Critique : Moonlight

moonlightDe Barry Jenkins avec Trevante Rhodes, Andre Holland et Mahershala Ali

La note des Cinévores : 4étoiles

Au clair de lune, la croyance voudrait que les vérités de l’homme soient visibles. Que son identité, et les (belles) caractéristiques qui la composent, soit révélée dans sa nudité, sa pureté, son évidence. Moonlight, le nouveau film de Barry Jenkins, trouve sa source au cœur de cette métaphore poétique. Une image qui va servir de moteur pour esquisser, dans une valse mélancolique en trois temps -enfance, adolescence, âge adulte-, le portrait de Chiron. On le découvre d’abord le cœur battant, traqué comme une bête, fuyant des camarades de classe tyranniques. Roulé en boule, dans une position fœtale, le souffle court. Il se demande pourquoi la haine converge vers lui. Il cherche du réconfort, à tout prix, mais sa mère, rongée par son addiction aux drogues, ne peut lui offrir l’atmosphère amniotique et protectrice tant espérée.

Alors la providence place sur sa route Juan (émouvant Mahershala Ali), un caïd au grand cœur qui lit en lui comme dans un livre ouvert. Dans un monde âpre, celui des rues périlleuses des cités sensibles de Miami, la mine doit être altière et le cuir dur. C’est cette posture qu’il essaiera d’inculquer à l’enfant, sans laquelle il est presque impossible de tenir droit face aux codes sociétaux en vigueur. Chiron grandit, se demandant s’il est homosexuel. Se lie d’amitié avec Kevin, qu’il regarde, guette et désire secrètement. L’adolescence arrive comme un nuage de cyclone, portant des gouttes aussi violentes que des balles. Il faudra passer entre, essayer de lutter, de résister face à l’adversité et la méchanceté des salles de classe. Les insultes pleuvent, le corps se racornit, en boule. Se réduire pour essayer de disparaître à la vue des autres.

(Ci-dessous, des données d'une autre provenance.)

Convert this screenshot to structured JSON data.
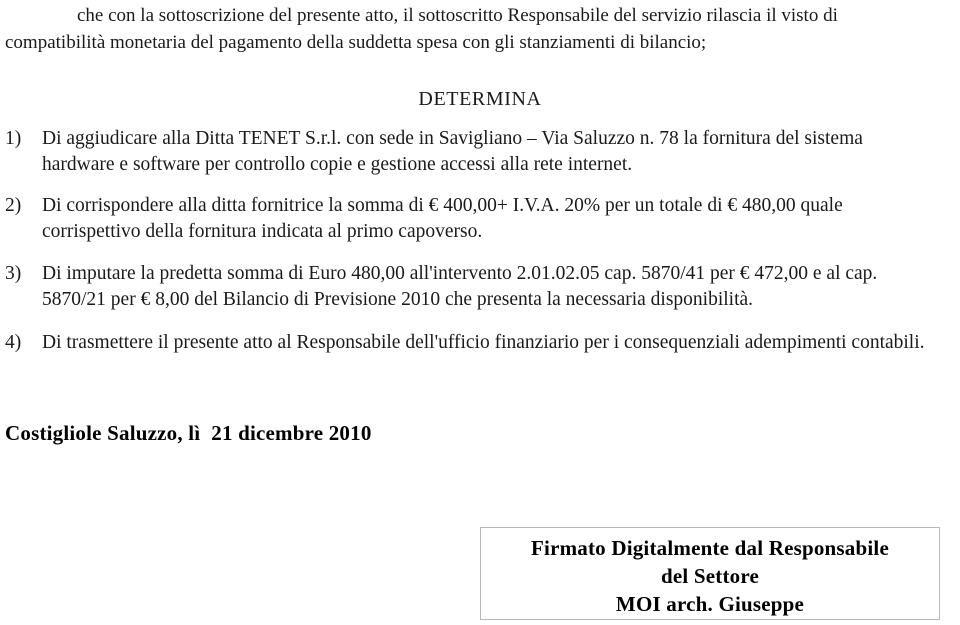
{
  "document": {
    "intro": {
      "line1": "che con la sottoscrizione del presente atto, il sottoscritto Responsabile del servizio rilascia il visto di",
      "line2": "compatibilità monetaria del pagamento della suddetta spesa con gli stanziamenti di bilancio;"
    },
    "heading": "DETERMINA",
    "items": [
      {
        "marker": "1)",
        "line1": "Di aggiudicare alla Ditta TENET S.r.l. con sede in Savigliano – Via Saluzzo n. 78 la fornitura del sistema",
        "line2": "hardware e software per controllo copie e gestione accessi alla rete internet."
      },
      {
        "marker": "2)",
        "line1": "Di corrispondere alla ditta fornitrice la somma di € 400,00+ I.V.A. 20% per un totale di € 480,00 quale",
        "line2": "corrispettivo della fornitura indicata al primo capoverso."
      },
      {
        "marker": "3)",
        "line1": "Di imputare la predetta somma di Euro 480,00 all'intervento 2.01.02.05 cap. 5870/41 per € 472,00 e al cap.",
        "line2": "5870/21 per € 8,00 del Bilancio di Previsione 2010 che presenta la necessaria disponibilità."
      },
      {
        "marker": "4)",
        "line1": "Di trasmettere il presente atto al Responsabile dell'ufficio finanziario per i consequenziali adempimenti contabili.",
        "line2": ""
      }
    ],
    "dateline": "Costigliole Saluzzo, lì  21 dicembre 2010",
    "signature_box": {
      "line1": "Firmato Digitalmente dal Responsabile",
      "line2": "del Settore",
      "line3": "MOI arch. Giuseppe"
    }
  },
  "colors": {
    "text": "#1a1a1a",
    "strong_text": "#000000",
    "box_border": "#b9b9b9",
    "page_background": "#ffffff"
  }
}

Chiron ose un baiser. Kevin accepte. Ils se touchent et les années passent. Le troisième acte s’ouvre sur le corps, encore, de Chiron. Cette fois, la musculature impressionnante a gommé la fragilité d’antan. Il y a de la robustesse. Les bullies du passé sont des djinns enfermés dans une boîte noire. Il est devenu à son tour un caïd, les dents d’argent, quelques hommes à tout faire à portée de main. Pourtant, en dépit de ses mutations identitaires, de ce nouveau moi qu’il a construit, la vulnérabilité est en embuscade. Elle attaque parfois, le vissant dans une solitude feutrée et tentaculaire. Dans les choix narratifs de Jenkins, eux-mêmes tirés de la pièce d’Alvin McCraney, il y a cette volonté de raconter les choses sobrement, dans leur linéarité la plus stricte. Avec, entre chaque moment charnière, des ellipses qui laissent le spectateur combler les vides et mieux comprendre la destinée évoquée.

Moonlight raconte, en se protégeant des ressacs lacrymaux, ce que c’est d’être homosexuel dans un socle social où la virilité est un gage d’acceptation, de reconnaissance. Un monde de ténèbres, de violences intimes et extérieures. Pour transformer son essai, le cinéaste américain choisit la pudeur, érigée là avec une élégance folle. Il privilégie les regards, les non-dits ou les phrases inachevées qui, dans leurs brisures, parlent bien plus que les discours. C’est ainsi qu’il parvient à porter le film encore plus loin, vers cette universalité propre à tous ceux qui, ici et ailleurs, souffrent en silence. Souffrent de ne pouvoir vivre en harmonie avec leurs esprits, leurs corps et leurs mondes. Et miracle : la mise en scène, délicate, ne sombre jamais dans l’artifice, malgré une réelle sophistication formelle.

Là aussi, Jenkins fait mouche. Son regard est juste, son sens du cadre irréprochable. Il filme comme il photographie ou peint. Souvent sans dialogue. Car le choix des lieux, des perspectives ou des gestes traduisent chirurgicalement la psychologie de chaque personnage. L’apnée se fait. L’émotion infuse. Elle nous gagne au goutte-à-goutte, par strates. On part d’un héros fermé, hermétique, à une lumière bienfaitrice, libératrice. Celle de ce fameux clair de lune où dansent des silhouettes désormais plus légères, enclines à se frotter au réel sans la peur du lendemain. Un grand hourra à l’ensemble du casting de cette entreprise, des enfants aux ados en passant par les excellents Trevante Rhodes et Andre Holland. Tous brillent avec le même étincellement que l’astre qui a donné son titre au film. N’oublions pas, enfin, d’accorder une mention spéciale à la séquence du restaurant, mémorable.